If you’ve never read Robert A. Caro’s Means of Ascent, I’d strongly recommend you do so while you’re on this side of the dirt – regardless of your feelings about LBJ. In Chapters 13-16, Caro documents precisely how people working on LBJ’s behalf stole that election, and how they kept it stolen afterwards. And he makes a persuasive case that not only did LBJ know precisely what was going on, but also approved of it wholeheartedly.
Elections have consequences. Sometimes they’re not felt for decades.
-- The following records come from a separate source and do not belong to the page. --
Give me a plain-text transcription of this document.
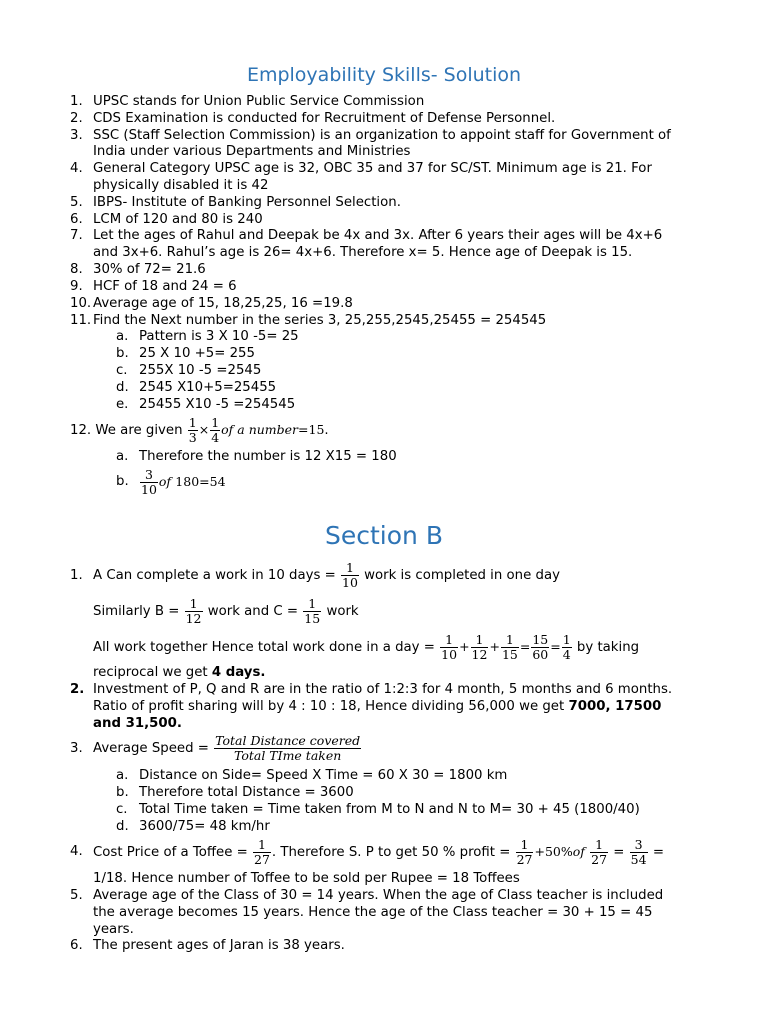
Employability Skills- Solution
1. UPSC stands for Union Public Service Commission
2. CDS Examination is conducted for Recruitment of Defense Personnel.
3. SSC (Staff Selection Commission) is an organization to appoint staff for Government of
India under various Departments and Ministries
4. General Category UPSC age is 32, OBC 35 and 37 for SC/ST. Minimum age is 21. For
physically disabled it is 42
5. IBPS- Institute of Banking Personnel Selection.
6. LCM of 120 and 80 is 240
7. Let the ages of Rahul and Deepak be 4x and 3x. After 6 years their ages will be 4x+6
and 3x+6. Rahul’s age is 26= 4x+6. Therefore x= 5. Hence age of Deepak is 15.
8. 30% of 72= 21.6
9. HCF of 18 and 24 = 6
10. Average age of 15, 18,25,25, 16 =19.8
11. Find the Next number in the series 3, 25,255,2545,25455 = 254545
a. Pattern is 3 X 10 -5= 25
b. 25 X 10 +5= 255
c. 255X 10 -5 =2545
d. 2545 X10+5=25455
e. 25455 X10 -5 =254545
12. We are given $\frac{1}{3} \times \frac{1}{4}$ of a number=15.
a. Therefore the number is 12 X15 = 180
b. $\frac{3}{10}$ of 180=54
Section B
1. A Can complete a work in 10 days = $\frac{1}{10}$ work is completed in one day
Similarly $B = \frac{1}{12}$ work and $C = \frac{1}{15}$ work
All work together Hence total work done in a day = $\frac{1}{10} + \frac{1}{12} + \frac{1}{15} = \frac{15}{60} = \frac{1}{4}$ by taking
reciprocal we get 4 days.
2. Investment of P, Q and R are in the ratio of 1:2:3 for 4 month, 5 months and 6 months.
Ratio of profit sharing will by 4 : 10 : 18, Hence dividing 56,000 we get 7000, 17500
and 31,500.
3. Average Speed = $\frac{\text{Total Distance covered}}{\text{Total TIme taken}}$
a. Distance on Side= Speed X Time = 60 X 30 = 1800 km
b. Therefore total Distance = 3600
c. Total Time taken = Time taken from M to N and N to M= 30 + 45 (1800/40)
d. 3600/75= 48 km/hr
4. Cost Price of a Toffee = $\frac{1}{27}$ . Therefore S. P to get 50 % profit = $\frac{1}{27} +50\%of \frac{1}{27} = \frac{3}{54}$ =
1/18. Hence number of Toffee to be sold per Rupee = 18 Toffees
5. Average age of the Class of 30 = 14 years. When the age of Class teacher is included
the average becomes 15 years. Hence the age of the Class teacher = 30 + 15 = 45
years.
6. The present ages of Jaran is 38 years.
Author’s Note: None of the ballot boxes produced in court during Federal Special Master Hearings investigating allegations of fraud during the 1948 Texas Senatorial Run-Off Election in late September 1948 were marked as was the one in the above photo. The ballot box depicted in the photo above was thus quite obviously not among those produced in court during that Federal Special Master investigation.
The box in the photo is believed to have been from Precinct 13 in Alice, TX, in Jim Wells County. That precinct was the one to which the 200 votes (some accounts say 201 or 202) that changed the election’s outcome were added days after-the-fact.
The individuals in the photo are known associates and political allies of George B. Parr, political Jefe of the local area. One of them is his cousin, Givens Parr.
Precinct 13 in Jim Wells County is known to have had two ballot boxes. Both were ordered brought to court during the Special Master investigation.
One box from Precinct 13 was indeed opened in court during the Special Master hearings. The second ballot box from Precinct 13 in Jim Wells County was either among those that remained unopened when the investigation was ordered halted – or was not present in court that day.
The ballot box in the photo above has never been located.
LBJ himself is known to have possessed a copy of the above photo. On at least one occasion during his Presidency, showed his copy of that photo to a journalist during an interview(1967).
Draw whatever conclusions from the above you desire.